Neville laughed feebly at his unintended funny, but really this was no laughter matter. Taking out the tape measure, which now never left his person, he stretched it about his waist. All seemed the same. Possibly it was simply a figment of his imagination. Possibly he was going mad. The thought was never far from his mind nowadays. Neville shuddered. He would just have to pull himself together.
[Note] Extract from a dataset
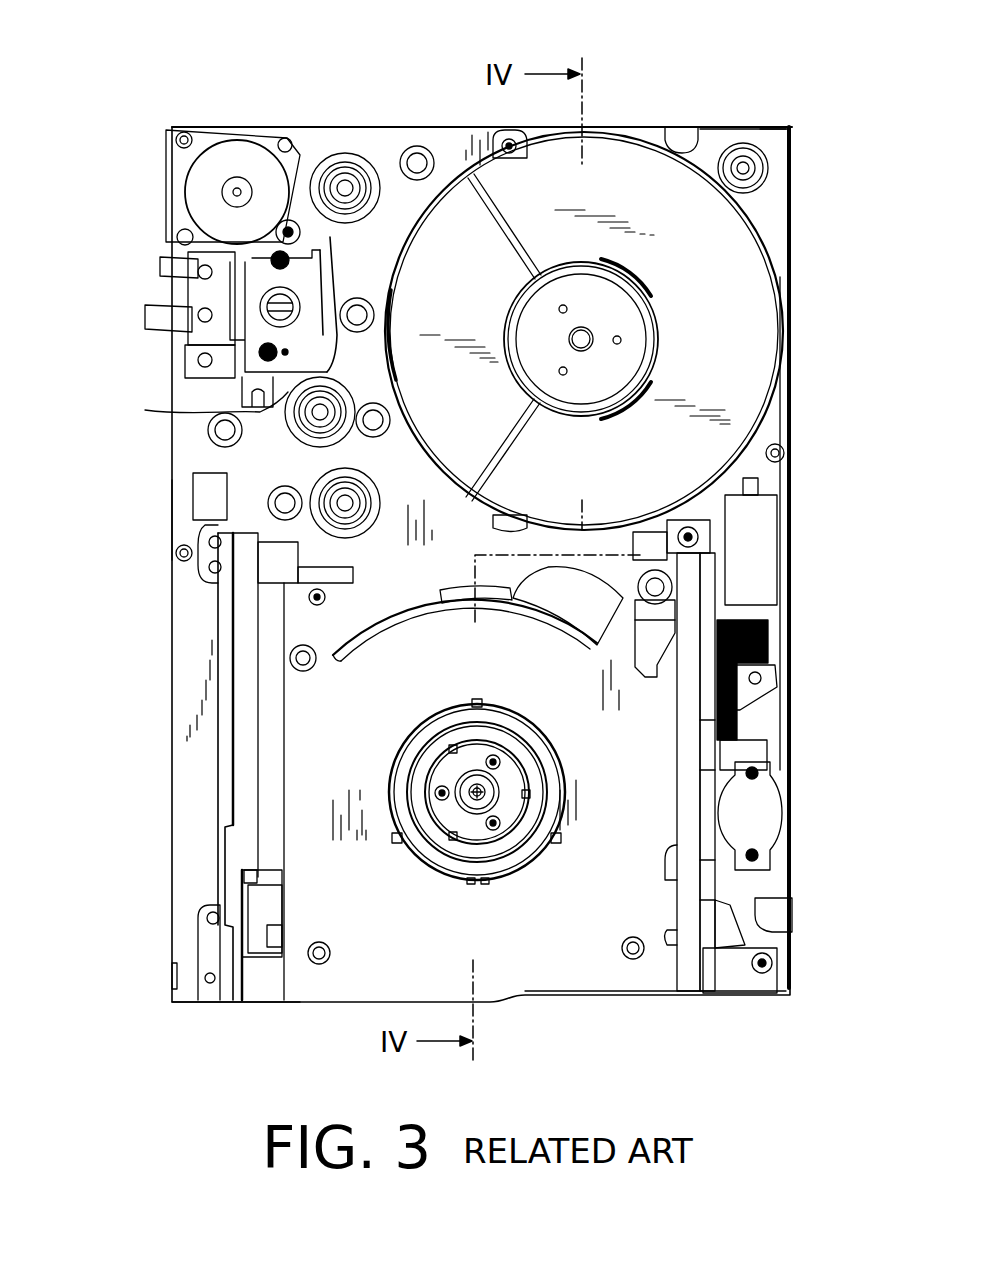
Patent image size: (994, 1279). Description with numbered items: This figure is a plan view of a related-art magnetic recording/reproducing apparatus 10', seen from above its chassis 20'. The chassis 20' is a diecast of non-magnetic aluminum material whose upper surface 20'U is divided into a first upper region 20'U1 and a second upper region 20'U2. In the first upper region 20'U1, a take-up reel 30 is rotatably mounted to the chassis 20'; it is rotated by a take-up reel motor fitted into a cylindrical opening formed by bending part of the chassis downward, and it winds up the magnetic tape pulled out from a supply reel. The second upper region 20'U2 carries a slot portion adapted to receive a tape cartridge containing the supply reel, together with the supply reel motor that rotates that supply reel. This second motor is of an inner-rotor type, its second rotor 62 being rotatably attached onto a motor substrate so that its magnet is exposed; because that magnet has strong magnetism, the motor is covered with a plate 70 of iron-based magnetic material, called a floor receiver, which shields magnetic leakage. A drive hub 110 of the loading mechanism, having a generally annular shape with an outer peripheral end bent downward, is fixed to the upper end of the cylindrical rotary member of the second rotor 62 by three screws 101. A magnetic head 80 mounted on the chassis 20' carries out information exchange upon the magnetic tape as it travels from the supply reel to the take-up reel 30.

Sighing deeply, he shuffled away to the bedroom to dress. Flinging off his silken dressing-gown he took up the rogue trousers from where they hung in their creases over the chair and yanked them up his legs. With difficulty he buttoned himself into respectability. They were definitely too tight for comfort, there was no point in denying it. Neville stooped for his socks but stopped in horror. The blood drained from his face and his good eye started from its socket; a nasty blue tinge crept about the barman’s lips. It was worse than he feared, far worse. His trouser bottoms were swinging about his ankles like flags at half-mast. He wasn’t only getting fatter, he was growing taller! Neville slumped back on to his bed, his face a grey mask of despair. It was impossible. Certainly folk could put on weight pretty rapidly, but to suddenly spring up by a good inch and a half overnight? That was downright impossible, wasn’t it?
Pooley and Omally strolled over the St Mary’s Allotments en route to John’s hut and the cup that cheers. Jim tapped his racing paper upon his leg and sought inspiration from the old enamel advertising signs along the way which served here and there as plot dividers. None was immediately forthcoming. The two threaded their way between the ranks of bean poles and waxed netting, the corrugated shanties, and zinc watertanks. They walked in single file along a narrow track through a farrowed field of broccoli and one of early flowering sprouts, finally arriving at the wicket fence and pleasant ivy-hung trelliswork that stood before Omally’s private plot. John parked his bicycle in its favourite place, took up his daily pinta, turned several keys in as many weighty locks, and within a few short minutes the two men lazed upon a pair of commandeered railway carriage seats, watching the kettle taking up the bubble on the Primus.
“There is a king’s ransom, I do hear, to be had out of the antique trade at present,” said John matter-of-factly.